We introduce LEGOMem, a modular procedural memory framework for multi-agent large language model (LLM) systems in workflow automation. LEGOMem decomposes past task trajectories into reusable memory units and flexibly allocates them across orchestrators and task agents to support planning and execution. To explore the design space of memory in multi-agent systems, we use LEGOMem as a lens and conduct a systematic study of procedural memory in multi-agent systems, examining where memory should be placed, how it should be retrieved, and which agents benefit most. Experiments on the OfficeBench benchmark show that orchestrator memory is critical for effective task decomposition and delegation, while fine-grained agent memory improves execution accuracy. We find that even teams composed of smaller language models can benefit substantially from procedural memory, narrowing the performance gap with stronger agents by leveraging prior execution traces for more accurate planning and tool use. These results position LEGOMem as both a practical framework for memory-augmented agent systems and a research tool for understanding memory design in multi-agent workflow automation.

Figures (4)

• Figure 1: LEGOMem framework overview and example memory. The multi-agent system consists of an orchestrator and task agents. The orchestrator performs planning, next agent selection, and subtask allocation, while task agents execute subtasks by interacting with the environment via API tool calls. (Note: For clarity, additional task agents such as Word agent are omitted.)

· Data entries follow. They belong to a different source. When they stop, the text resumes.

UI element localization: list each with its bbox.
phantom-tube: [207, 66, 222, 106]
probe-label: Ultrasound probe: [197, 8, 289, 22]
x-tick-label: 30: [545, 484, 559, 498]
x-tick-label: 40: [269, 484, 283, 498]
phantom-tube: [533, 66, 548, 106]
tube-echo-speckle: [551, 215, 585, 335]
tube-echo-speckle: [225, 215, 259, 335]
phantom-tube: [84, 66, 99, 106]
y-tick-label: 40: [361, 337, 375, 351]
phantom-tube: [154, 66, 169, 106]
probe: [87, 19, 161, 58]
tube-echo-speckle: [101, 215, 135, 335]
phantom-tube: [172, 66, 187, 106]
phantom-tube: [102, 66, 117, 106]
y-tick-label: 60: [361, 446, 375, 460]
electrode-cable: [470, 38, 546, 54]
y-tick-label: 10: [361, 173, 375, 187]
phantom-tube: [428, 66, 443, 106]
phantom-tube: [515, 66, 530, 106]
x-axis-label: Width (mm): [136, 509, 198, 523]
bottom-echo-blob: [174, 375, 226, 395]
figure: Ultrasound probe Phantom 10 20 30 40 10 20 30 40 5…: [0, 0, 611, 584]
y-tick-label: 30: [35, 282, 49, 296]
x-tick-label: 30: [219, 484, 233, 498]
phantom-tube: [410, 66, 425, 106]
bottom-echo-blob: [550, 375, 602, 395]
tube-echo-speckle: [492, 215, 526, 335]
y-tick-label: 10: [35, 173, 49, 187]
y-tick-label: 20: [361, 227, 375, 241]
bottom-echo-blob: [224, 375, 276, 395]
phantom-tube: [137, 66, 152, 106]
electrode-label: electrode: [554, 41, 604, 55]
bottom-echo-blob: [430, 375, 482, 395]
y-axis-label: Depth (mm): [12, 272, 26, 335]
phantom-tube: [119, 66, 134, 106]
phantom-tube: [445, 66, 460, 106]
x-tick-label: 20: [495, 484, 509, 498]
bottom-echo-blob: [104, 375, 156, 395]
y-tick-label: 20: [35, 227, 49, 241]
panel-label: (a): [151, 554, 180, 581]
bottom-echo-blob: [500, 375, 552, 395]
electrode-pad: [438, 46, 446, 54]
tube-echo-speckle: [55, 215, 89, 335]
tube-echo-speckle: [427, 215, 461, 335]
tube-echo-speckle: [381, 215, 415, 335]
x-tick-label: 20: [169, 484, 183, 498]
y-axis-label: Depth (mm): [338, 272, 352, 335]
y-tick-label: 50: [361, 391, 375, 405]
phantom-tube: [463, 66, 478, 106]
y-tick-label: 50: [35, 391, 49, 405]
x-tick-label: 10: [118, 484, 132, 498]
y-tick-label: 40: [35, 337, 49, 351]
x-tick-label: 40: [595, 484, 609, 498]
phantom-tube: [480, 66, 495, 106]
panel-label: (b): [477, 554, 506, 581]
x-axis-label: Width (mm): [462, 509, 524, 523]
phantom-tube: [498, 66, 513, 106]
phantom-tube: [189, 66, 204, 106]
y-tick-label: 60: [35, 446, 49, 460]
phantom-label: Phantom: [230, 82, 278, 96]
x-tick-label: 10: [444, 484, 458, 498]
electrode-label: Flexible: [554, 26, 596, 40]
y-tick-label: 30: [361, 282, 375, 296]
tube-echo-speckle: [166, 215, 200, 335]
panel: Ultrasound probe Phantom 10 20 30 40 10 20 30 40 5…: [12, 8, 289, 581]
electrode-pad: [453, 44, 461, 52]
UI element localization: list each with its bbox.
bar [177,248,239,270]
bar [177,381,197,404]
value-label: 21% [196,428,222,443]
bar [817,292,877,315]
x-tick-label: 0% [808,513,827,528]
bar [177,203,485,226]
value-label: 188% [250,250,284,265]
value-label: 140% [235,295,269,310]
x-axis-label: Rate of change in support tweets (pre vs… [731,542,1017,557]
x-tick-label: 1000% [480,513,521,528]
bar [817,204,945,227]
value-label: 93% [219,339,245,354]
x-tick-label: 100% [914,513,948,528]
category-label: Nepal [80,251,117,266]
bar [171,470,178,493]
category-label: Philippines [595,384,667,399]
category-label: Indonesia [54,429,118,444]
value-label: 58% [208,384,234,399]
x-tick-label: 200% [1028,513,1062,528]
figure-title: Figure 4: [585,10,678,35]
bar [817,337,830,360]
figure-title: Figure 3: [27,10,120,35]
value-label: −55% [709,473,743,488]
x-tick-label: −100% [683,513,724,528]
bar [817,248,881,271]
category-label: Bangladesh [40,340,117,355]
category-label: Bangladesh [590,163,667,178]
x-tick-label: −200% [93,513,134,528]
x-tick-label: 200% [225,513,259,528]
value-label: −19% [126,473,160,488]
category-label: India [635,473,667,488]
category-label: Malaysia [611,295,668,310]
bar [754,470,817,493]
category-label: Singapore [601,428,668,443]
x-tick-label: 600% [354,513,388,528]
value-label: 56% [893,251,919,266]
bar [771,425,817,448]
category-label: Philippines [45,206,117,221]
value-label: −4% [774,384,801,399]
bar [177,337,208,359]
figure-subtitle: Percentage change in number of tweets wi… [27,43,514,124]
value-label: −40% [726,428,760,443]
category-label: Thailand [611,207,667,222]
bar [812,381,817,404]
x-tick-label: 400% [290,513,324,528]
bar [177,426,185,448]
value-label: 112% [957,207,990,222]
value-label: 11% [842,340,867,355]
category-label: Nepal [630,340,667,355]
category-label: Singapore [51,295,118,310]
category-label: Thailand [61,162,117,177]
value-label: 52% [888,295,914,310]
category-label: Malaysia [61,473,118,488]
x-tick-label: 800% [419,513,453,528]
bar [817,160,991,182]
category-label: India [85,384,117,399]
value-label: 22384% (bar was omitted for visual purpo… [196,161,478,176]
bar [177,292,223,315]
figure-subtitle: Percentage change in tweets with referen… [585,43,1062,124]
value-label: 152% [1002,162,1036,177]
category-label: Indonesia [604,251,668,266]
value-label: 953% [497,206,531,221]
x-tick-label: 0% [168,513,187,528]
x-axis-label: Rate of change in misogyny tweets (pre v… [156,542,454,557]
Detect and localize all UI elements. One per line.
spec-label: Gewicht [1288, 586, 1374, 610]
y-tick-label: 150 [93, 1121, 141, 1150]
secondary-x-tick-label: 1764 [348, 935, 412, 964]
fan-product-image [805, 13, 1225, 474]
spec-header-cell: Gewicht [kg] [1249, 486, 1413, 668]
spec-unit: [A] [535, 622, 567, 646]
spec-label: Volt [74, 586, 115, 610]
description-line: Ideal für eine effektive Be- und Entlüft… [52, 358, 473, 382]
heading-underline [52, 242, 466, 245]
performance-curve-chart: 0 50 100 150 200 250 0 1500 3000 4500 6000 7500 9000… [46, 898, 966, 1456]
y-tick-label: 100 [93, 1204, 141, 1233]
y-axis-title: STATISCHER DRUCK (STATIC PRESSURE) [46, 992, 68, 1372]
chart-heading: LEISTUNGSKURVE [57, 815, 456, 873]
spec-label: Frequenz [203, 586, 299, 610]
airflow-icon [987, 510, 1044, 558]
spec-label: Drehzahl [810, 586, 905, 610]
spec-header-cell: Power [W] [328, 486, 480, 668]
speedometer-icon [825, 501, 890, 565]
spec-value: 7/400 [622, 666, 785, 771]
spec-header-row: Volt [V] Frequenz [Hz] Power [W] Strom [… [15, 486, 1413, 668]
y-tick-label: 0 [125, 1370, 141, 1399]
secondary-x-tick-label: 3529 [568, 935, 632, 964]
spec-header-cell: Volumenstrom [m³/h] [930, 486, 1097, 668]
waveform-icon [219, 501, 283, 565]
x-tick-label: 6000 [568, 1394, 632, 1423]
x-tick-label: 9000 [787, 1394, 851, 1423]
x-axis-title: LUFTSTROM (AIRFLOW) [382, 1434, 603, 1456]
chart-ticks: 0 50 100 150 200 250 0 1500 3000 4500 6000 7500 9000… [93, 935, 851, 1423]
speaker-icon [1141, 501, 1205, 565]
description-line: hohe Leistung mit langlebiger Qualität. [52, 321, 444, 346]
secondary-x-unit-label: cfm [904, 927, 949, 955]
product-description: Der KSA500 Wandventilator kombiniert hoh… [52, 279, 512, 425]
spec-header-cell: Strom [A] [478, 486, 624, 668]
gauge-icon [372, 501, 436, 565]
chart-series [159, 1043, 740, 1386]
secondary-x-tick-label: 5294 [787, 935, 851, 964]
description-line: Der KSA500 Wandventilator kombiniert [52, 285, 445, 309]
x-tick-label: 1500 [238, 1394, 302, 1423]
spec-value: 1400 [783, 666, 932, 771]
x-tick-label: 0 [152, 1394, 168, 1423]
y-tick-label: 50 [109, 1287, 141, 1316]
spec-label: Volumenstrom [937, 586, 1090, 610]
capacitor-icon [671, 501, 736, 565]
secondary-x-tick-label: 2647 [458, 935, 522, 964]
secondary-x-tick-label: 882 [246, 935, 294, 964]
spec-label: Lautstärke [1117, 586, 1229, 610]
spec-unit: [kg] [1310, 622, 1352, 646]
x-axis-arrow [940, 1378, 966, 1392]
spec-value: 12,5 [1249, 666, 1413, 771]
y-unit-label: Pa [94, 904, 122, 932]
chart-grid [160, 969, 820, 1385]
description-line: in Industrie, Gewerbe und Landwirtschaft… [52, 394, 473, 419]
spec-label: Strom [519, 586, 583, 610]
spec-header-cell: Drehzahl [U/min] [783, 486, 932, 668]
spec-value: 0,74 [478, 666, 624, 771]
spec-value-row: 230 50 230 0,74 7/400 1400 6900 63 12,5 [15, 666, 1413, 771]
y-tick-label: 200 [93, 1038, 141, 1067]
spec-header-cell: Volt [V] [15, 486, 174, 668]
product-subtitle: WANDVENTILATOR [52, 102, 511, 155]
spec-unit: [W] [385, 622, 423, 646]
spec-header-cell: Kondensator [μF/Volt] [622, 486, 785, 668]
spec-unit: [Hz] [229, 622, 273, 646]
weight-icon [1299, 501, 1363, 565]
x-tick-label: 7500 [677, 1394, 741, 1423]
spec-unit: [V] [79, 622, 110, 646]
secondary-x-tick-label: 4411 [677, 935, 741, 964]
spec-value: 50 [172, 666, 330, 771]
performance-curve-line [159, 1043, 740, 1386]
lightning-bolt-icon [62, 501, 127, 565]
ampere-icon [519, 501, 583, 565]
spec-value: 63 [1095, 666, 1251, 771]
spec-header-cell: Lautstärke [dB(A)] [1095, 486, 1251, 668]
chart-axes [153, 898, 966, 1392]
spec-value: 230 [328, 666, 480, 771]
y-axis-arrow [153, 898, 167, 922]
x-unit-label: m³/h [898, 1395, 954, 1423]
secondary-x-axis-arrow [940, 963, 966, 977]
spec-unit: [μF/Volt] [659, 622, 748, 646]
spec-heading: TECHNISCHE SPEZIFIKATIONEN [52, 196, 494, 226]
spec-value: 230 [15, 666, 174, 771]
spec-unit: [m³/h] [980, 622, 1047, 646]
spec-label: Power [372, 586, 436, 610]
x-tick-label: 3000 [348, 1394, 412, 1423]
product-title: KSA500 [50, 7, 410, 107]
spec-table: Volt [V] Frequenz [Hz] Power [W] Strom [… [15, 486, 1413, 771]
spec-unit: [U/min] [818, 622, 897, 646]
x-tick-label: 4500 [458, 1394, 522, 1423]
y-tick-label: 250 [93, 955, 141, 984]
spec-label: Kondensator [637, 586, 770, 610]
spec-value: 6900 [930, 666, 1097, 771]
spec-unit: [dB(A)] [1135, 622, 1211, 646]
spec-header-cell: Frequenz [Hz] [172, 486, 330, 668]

• Figure 2: Comparison of LEGOMem variants: (a) LEGOMem-Dynamic dynamically retrieves subtask memories during execution, and (b) LEGOMem-QueryRewrite employs query rewriting to retrieve multiple candidate memories for each subtask.
• Figure 3: Qualitative example of agent execution with and without memory. The memory-less team fails to identify the earliest email due to incomplete planning, stopping after reading the first email, while the team with LEGOMem systematically reads to obtain and compare all email timestamps, producing the correct answer.
• Figure 4: Ablations study: execution steps comparison for different LEGOMem memory placement for LLM teams. (a) shows that LEGOMem variants reduce the number of execution steps required, with up to 16.2% reduction for Level 3 tasks. (b) shows lower failure rates of steps, indicating more reliable task execution with procedural memory.